After the podcast has been created, users can then run a podcast sync, which will check the web for new episodes, and then download the latest to the local machine:
$ hathor podcast sync
You can then list the podcast episodes to check for new episodes:
# Will only list episodes with files
$ hathor episode list --only-files
# Will list all episodes
$ hathor episode list
Alternatively, you can sync podcast episodes without downloading them:
$ hathor episode sync
To download podcast episodes individually:
$ hathor episode download <episode-id>
The option "max allowed" controls how many podcast episode files are kept at one time. For example, if max allowed is set to 5, hathor will download the five latest episodes, and delete any that remain. Alternatively, this can be set to "None" to download all possible episodes.
To set max allowed on a podcast:
$ hathor podcast update <podcast-id> --max-allowed <max-allowed-int>
It is possible to prevent the deletion of a file from max allowed restrictions. If the user sets "prevent delete" to True, it will not be deleted by a podcast sync command. To update the podcast episode use:
$ hathor episode update <episode-id> True
Episode filters can be used to control which podcast episodes will be added to the database and downloaded via regexes.
To add podcast filters:
$ hathor filter create <podcast-id> <regex-filter>
Plugins can be added for most functions in the hathor client.
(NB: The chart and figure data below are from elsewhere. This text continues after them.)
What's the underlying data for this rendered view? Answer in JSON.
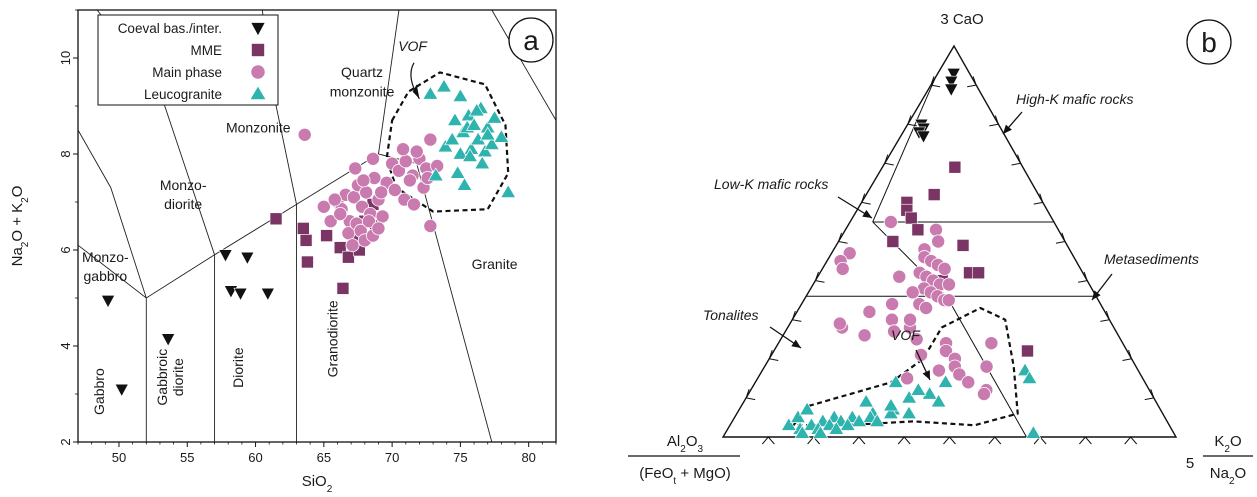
{
  "chart_data": [
    {
      "type": "scatter",
      "panel_label": "a",
      "xlabel_main": "SiO",
      "xlabel_sub": "2",
      "ylabel_parts": [
        "Na",
        "2",
        "O + K",
        "2",
        "O"
      ],
      "xlim": [
        47,
        82
      ],
      "ylim": [
        2,
        11
      ],
      "xticks": [
        50,
        55,
        60,
        65,
        70,
        75,
        80
      ],
      "yticks": [
        2,
        4,
        6,
        8,
        10
      ],
      "legend_position": "top-left",
      "legend": [
        {
          "name": "Coeval bas./inter.",
          "marker": "triangle-down"
        },
        {
          "name": "MME",
          "marker": "square"
        },
        {
          "name": "Main phase",
          "marker": "circle"
        },
        {
          "name": "Leucogranite",
          "marker": "triangle-up"
        }
      ],
      "colors": {
        "Coeval bas./inter.": "#111111",
        "MME": "#7a3565",
        "Main phase": "#c97aaf",
        "Leucogranite": "#2fb3ae"
      },
      "field_labels": [
        {
          "text": "Monzonite",
          "x": 60.2,
          "y": 8.45
        },
        {
          "text": "Quartz",
          "x": 67.8,
          "y": 9.6
        },
        {
          "text": "monzonite",
          "x": 67.8,
          "y": 9.2
        },
        {
          "text": "Monzo-",
          "x": 54.7,
          "y": 7.25
        },
        {
          "text": "diorite",
          "x": 54.7,
          "y": 6.85
        },
        {
          "text": "Monzo-",
          "x": 49.0,
          "y": 5.75
        },
        {
          "text": "gabbro",
          "x": 49.0,
          "y": 5.35
        },
        {
          "text": "Granite",
          "x": 77.5,
          "y": 5.6
        },
        {
          "text": "VOF",
          "x": 71.5,
          "y": 10.15,
          "italic": true
        }
      ],
      "rotated_labels": [
        {
          "text": "Gabbro",
          "x": 48.9,
          "y": 3.05
        },
        {
          "text": "Gabbroic",
          "x": 53.5,
          "y": 3.35
        },
        {
          "text": "diorite",
          "x": 54.7,
          "y": 3.35
        },
        {
          "text": "Diorite",
          "x": 59.1,
          "y": 3.55
        },
        {
          "text": "Granodiorite",
          "x": 66.0,
          "y": 4.15
        }
      ],
      "field_boundaries": [
        [
          [
            47,
            6.1
          ],
          [
            52,
            5.0
          ],
          [
            57,
            5.9
          ],
          [
            63,
            6.95
          ],
          [
            69,
            8.0
          ]
        ],
        [
          [
            52,
            2
          ],
          [
            52,
            5.0
          ]
        ],
        [
          [
            57,
            2
          ],
          [
            57,
            5.9
          ]
        ],
        [
          [
            63,
            2
          ],
          [
            63,
            6.95
          ]
        ],
        [
          [
            52,
            5.0
          ],
          [
            49.4,
            7.3
          ],
          [
            47,
            8.5
          ]
        ],
        [
          [
            57,
            5.9
          ],
          [
            53,
            9.3
          ],
          [
            48.4,
            11
          ]
        ],
        [
          [
            63,
            6.95
          ],
          [
            61,
            9.7
          ],
          [
            60.5,
            11
          ]
        ],
        [
          [
            69,
            8.0
          ],
          [
            70.5,
            11
          ]
        ],
        [
          [
            69,
            8.0
          ],
          [
            71.8,
            7.8
          ],
          [
            77.3,
            2
          ]
        ],
        [
          [
            77.3,
            11
          ],
          [
            82,
            8.7
          ]
        ]
      ],
      "series": [
        {
          "name": "Coeval bas./inter.",
          "marker": "triangle-down",
          "x": [
            49.2,
            50.2,
            53.6,
            57.8,
            58.2,
            58.9,
            59.4,
            60.9
          ],
          "y": [
            4.95,
            3.1,
            4.15,
            5.9,
            5.15,
            5.1,
            5.85,
            5.1
          ]
        },
        {
          "name": "MME",
          "marker": "square",
          "x": [
            61.5,
            63.5,
            63.7,
            63.8,
            65.2,
            66.2,
            66.4,
            66.8,
            67.3,
            67.6,
            68.0,
            68.6,
            68.8,
            67.0
          ],
          "y": [
            6.65,
            6.45,
            6.2,
            5.75,
            6.3,
            6.05,
            5.2,
            5.85,
            6.3,
            6.0,
            6.6,
            6.95,
            6.5,
            6.5
          ]
        },
        {
          "name": "Main phase",
          "marker": "circle",
          "x": [
            63.6,
            65.0,
            65.5,
            66.0,
            66.3,
            66.6,
            66.9,
            67.2,
            67.5,
            67.8,
            68.1,
            68.4,
            68.7,
            69.0,
            69.3,
            66.8,
            67.1,
            67.4,
            67.7,
            68.0,
            68.3,
            68.6,
            69.0,
            69.6,
            70.0,
            70.5,
            71.0,
            71.5,
            72.0,
            72.5,
            70.2,
            70.8,
            71.3,
            71.8,
            72.3,
            72.8,
            73.3,
            70.9,
            71.6,
            72.6,
            67.3,
            67.9,
            68.6,
            69.2,
            66.2,
            65.8,
            72.8
          ],
          "y": [
            8.4,
            6.9,
            6.6,
            7.0,
            6.85,
            7.15,
            6.6,
            7.1,
            7.35,
            6.9,
            7.2,
            6.75,
            7.5,
            7.05,
            6.7,
            6.35,
            6.1,
            6.55,
            6.4,
            6.2,
            6.6,
            6.3,
            6.45,
            7.4,
            7.8,
            7.65,
            7.85,
            7.55,
            7.9,
            7.7,
            7.25,
            8.1,
            7.45,
            8.05,
            7.3,
            8.3,
            7.75,
            7.05,
            6.95,
            7.5,
            7.7,
            7.45,
            7.9,
            7.2,
            6.75,
            7.05,
            6.5
          ]
        },
        {
          "name": "Leucogranite",
          "marker": "triangle-up",
          "x": [
            73.8,
            75.0,
            75.6,
            76.0,
            76.5,
            77.0,
            77.5,
            78.0,
            75.2,
            75.8,
            76.3,
            76.8,
            77.3,
            74.6,
            75.5,
            76.2,
            77.0,
            73.9,
            74.4,
            75.0,
            75.7,
            76.6,
            74.8,
            75.3,
            78.5,
            73.2,
            72.8,
            76.0
          ],
          "y": [
            9.4,
            9.2,
            8.8,
            8.6,
            8.95,
            8.55,
            8.75,
            8.35,
            8.45,
            8.1,
            8.3,
            8.05,
            8.2,
            8.7,
            8.55,
            8.9,
            8.4,
            8.15,
            8.3,
            8.0,
            7.95,
            7.8,
            7.6,
            7.35,
            7.2,
            7.55,
            9.25,
            8.6
          ]
        }
      ]
    },
    {
      "type": "ternary-scatter",
      "panel_label": "b",
      "apex_top": "3 CaO",
      "apex_right_prefix": "5",
      "apex_right_num": "K",
      "apex_right_num_sub": "2",
      "apex_right_num_tail": "O",
      "apex_right_den": "Na",
      "apex_right_den_sub": "2",
      "apex_right_den_tail": "O",
      "apex_left_num": "Al",
      "apex_left_num_sub1": "2",
      "apex_left_num_mid": "O",
      "apex_left_num_sub2": "3",
      "apex_left_den": "(FeO",
      "apex_left_den_sub": "t",
      "apex_left_den_tail": " + MgO)",
      "field_labels": [
        {
          "text": "High-K mafic rocks",
          "italic": true
        },
        {
          "text": "Low-K mafic rocks",
          "italic": true
        },
        {
          "text": "Metasediments",
          "italic": true
        },
        {
          "text": "Tonalites",
          "italic": true
        },
        {
          "text": "VOF",
          "italic": true
        }
      ],
      "series": [
        {
          "name": "Coeval bas./inter.",
          "marker": "triangle-down",
          "CaO": [
            0.93,
            0.91,
            0.89,
            0.8,
            0.79,
            0.78,
            0.77
          ],
          "K": [
            0.035,
            0.04,
            0.05,
            0.03,
            0.04,
            0.035,
            0.05
          ]
        },
        {
          "name": "MME",
          "marker": "square",
          "CaO": [
            0.69,
            0.62,
            0.6,
            0.58,
            0.56,
            0.53,
            0.5,
            0.49,
            0.42,
            0.42,
            0.4,
            0.22
          ],
          "K": [
            0.16,
            0.15,
            0.1,
            0.11,
            0.13,
            0.16,
            0.12,
            0.28,
            0.33,
            0.35,
            0.28,
            0.56
          ]
        },
        {
          "name": "Main phase",
          "marker": "circle",
          "CaO": [
            0.55,
            0.53,
            0.5,
            0.48,
            0.46,
            0.45,
            0.44,
            0.43,
            0.42,
            0.41,
            0.4,
            0.39,
            0.38,
            0.37,
            0.36,
            0.35,
            0.34,
            0.33,
            0.47,
            0.45,
            0.43,
            0.41,
            0.39,
            0.37,
            0.35,
            0.34,
            0.32,
            0.3,
            0.28,
            0.26,
            0.24,
            0.22,
            0.2,
            0.18,
            0.16,
            0.24,
            0.21,
            0.18,
            0.15,
            0.12,
            0.28,
            0.25,
            0.3,
            0.27,
            0.29,
            0.17,
            0.14,
            0.11
          ],
          "K": [
            0.09,
            0.2,
            0.22,
            0.2,
            0.21,
            0.23,
            0.25,
            0.27,
            0.22,
            0.24,
            0.26,
            0.28,
            0.25,
            0.27,
            0.29,
            0.31,
            0.26,
            0.28,
            0.04,
            0.03,
            0.045,
            0.18,
            0.3,
            0.23,
            0.32,
            0.2,
            0.16,
            0.22,
            0.27,
            0.18,
            0.37,
            0.38,
            0.41,
            0.42,
            0.44,
            0.47,
            0.33,
            0.49,
            0.33,
            0.52,
            0.12,
            0.3,
            0.26,
            0.24,
            0.11,
            0.39,
            0.47,
            0.52
          ]
        },
        {
          "name": "Leucogranite",
          "marker": "triangle-up",
          "CaO": [
            0.14,
            0.11,
            0.09,
            0.06,
            0.05,
            0.04,
            0.03,
            0.02,
            0.01,
            0.05,
            0.04,
            0.03,
            0.02,
            0.06,
            0.07,
            0.05,
            0.04,
            0.03,
            0.02,
            0.01,
            0.04,
            0.06,
            0.08,
            0.1,
            0.12,
            0.14,
            0.17,
            0.15,
            0.01,
            0.03,
            0.05,
            0.07,
            0.09
          ],
          "K": [
            0.42,
            0.4,
            0.43,
            0.3,
            0.22,
            0.2,
            0.18,
            0.16,
            0.17,
            0.26,
            0.24,
            0.22,
            0.2,
            0.38,
            0.34,
            0.3,
            0.28,
            0.26,
            0.24,
            0.21,
            0.32,
            0.34,
            0.33,
            0.36,
            0.37,
            0.31,
            0.58,
            0.6,
            0.68,
            0.13,
            0.14,
            0.15,
            0.27
          ]
        }
      ]
    }
  ]
}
Any plugins will have to be written in python and be placed in the
hathor/plugins/
directory.
Plugins should be named after the function you want them to run after, for example if the plugin function is named "episode_download", it will be run after the episode_download client function is complete.
Plugin functions should take 4 argument the first being the hathor client
(self), and the second being the result of the original client function, and the next being the *args
and **kwargs
the original function was called with.
Plugins should also return a result, that will be treated as the result of the client function.
Take the following plugin function for example:
# the following is in hathor/plugins/fix_title.py
from hathor.database.tables import PodcastEpisode
def episode_download(self, results, *args, **kwargs):
for episode in results:
if episode['podcast_id'] in [2, 3, 5]:
episode['title'] = 'some fancy title'
episode_obj = self.db_session.query(PodcastEpisode).get(episode['id'])
episode_obj.title = 'some fancy title'
self.db_session.commit()
return results
This will change the title of new episodes for certain podcasts. Note that for the change to be permanent, you'll have to change the episodes in the database.